Many people may be tempted to try to boost traffic by offering deals.  Like “buy 9, get the 10th free”, or the like.  This devalues the coffee, but more salient to retailers, it doesn’t do a thing for sales!  If it hasn’t become obvious by now, the key is to earn the business of your customers.  Not with freebies, but by honest customer service and education.  It’s simple.  If you invest in them, they will invest in you.  Win-Win.  Both parties are happy, and no-one is taking the hit.  The best marketing tool you have is Word Of Mouth.  This is how that investment in your customers pays off.

Invest in your business:

I have seen more than a handful of retailers eventually fail because they were not willing to give their business the extra financial push it needed in order to break through the line between “afloat” and profitable.  It’s scary, but so is entrepreneurship on the whole.  They don’t call them “risk takers” for no reason, but in a situation like this, it shouldn’t be too difficult to calculate the risk.  If you have a hard time stepping outside of the box when it comes to your own business, consider hiring a consultant to analyze the situation for you.  One of the surest ways to kill a business is to underfund it.  If new equipment is what you need in order to compete, then by golly, you should bite the bullet and take the debt to do what you need to do in order to stay afloat. (a word of caution:, nor the author, can be held responsible for a lack of research or common sense or the results of taking advice from this, or any other article on the part of the reader)  As much as I hate the notion that “tools are to blame”, the fact of the matter is that in a business like this, you simply cannot perform without the right tools.  Whether what is needed is training, equipment(scroll down), more staff, or any combination thereof.. any educator will tell you that the smartest investment is an investment in yourself.  Well, I’d venture to say that the smartest investment your business can make is an investment in itself.

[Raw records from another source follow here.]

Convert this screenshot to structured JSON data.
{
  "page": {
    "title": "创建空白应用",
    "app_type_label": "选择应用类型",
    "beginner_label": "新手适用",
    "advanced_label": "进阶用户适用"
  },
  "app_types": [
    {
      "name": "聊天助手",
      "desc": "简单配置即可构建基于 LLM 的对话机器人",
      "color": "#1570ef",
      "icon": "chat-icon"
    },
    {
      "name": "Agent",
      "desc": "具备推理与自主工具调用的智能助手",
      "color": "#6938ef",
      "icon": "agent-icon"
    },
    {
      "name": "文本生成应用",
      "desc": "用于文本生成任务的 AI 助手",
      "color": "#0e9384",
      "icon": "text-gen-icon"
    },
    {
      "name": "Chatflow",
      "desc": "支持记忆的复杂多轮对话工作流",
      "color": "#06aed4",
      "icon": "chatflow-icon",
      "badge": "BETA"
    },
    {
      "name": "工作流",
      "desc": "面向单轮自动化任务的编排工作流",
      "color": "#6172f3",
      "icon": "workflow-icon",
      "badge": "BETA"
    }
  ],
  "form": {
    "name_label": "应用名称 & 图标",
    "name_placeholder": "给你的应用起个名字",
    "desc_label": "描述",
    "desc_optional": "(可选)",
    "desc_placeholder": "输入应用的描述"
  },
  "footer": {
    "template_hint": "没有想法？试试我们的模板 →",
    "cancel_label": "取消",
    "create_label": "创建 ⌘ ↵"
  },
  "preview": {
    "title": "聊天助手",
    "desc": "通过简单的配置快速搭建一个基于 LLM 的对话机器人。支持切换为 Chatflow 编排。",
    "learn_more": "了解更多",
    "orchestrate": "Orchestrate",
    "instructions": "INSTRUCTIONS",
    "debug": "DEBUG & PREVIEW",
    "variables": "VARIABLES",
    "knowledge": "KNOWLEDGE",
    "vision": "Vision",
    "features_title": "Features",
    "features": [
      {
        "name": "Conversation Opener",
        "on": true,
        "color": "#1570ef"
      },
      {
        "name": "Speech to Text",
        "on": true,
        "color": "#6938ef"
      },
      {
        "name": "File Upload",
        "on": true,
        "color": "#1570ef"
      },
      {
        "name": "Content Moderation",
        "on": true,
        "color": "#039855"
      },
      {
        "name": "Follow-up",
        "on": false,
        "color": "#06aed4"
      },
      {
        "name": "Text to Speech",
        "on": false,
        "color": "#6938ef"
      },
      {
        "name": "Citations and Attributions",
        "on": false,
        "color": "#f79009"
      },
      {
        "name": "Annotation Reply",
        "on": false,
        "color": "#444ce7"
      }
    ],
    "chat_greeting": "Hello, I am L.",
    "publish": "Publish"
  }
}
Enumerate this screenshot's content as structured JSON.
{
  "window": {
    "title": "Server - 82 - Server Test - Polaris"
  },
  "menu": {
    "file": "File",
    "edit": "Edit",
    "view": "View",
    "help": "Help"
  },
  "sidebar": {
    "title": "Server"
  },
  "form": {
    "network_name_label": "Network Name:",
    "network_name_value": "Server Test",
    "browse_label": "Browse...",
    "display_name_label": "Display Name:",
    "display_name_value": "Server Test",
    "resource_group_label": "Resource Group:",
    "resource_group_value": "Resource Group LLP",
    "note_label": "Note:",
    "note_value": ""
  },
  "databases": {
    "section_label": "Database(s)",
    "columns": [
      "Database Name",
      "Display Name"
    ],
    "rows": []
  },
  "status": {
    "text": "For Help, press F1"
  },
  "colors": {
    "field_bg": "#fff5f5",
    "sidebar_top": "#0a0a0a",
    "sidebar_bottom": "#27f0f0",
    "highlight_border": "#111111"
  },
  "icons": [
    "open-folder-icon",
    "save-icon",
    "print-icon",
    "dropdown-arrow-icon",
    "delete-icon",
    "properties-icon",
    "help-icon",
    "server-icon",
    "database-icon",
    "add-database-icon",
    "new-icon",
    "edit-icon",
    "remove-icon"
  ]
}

Know When to Cut Your losses:

Some businesses are too far gone to continue, and while a failure plan should have been built into the Business Plan, this is not always the case.  This is the time to go back through the books, and start documenting if you have not done so already.  As much as we don’t want to see any business fail, the fact of the matter is that some do, and it’s better to guide it down before the fuel tank is all the way empty than to keep fighting until the engines die and it crashes.  This is about the financial benefactor of the business, and their financial health, and not so much about the business itself.  Without financial backing, no retailer could get off the ground in the first place.

Hold on Tight:

Watch the market, but don’t listen to the pundits.  Their opinions are.. well.. opinions.  The newspaper doesn’t know which way the economy will swing any more than you do.. becuase they are written by other people.  Sure, there are “experts”, and many “experts” have been wrong.  Use your own sound judgement.  It’s the American way. (at least, it used to be)  It may be a bumpy ride, but hold on if you can!  We here at hope this has given at least some insite or inspiration for ingenuity in surviving the economic recession as a retailer.  We’ve got more articles on the way.  Thanks for reading.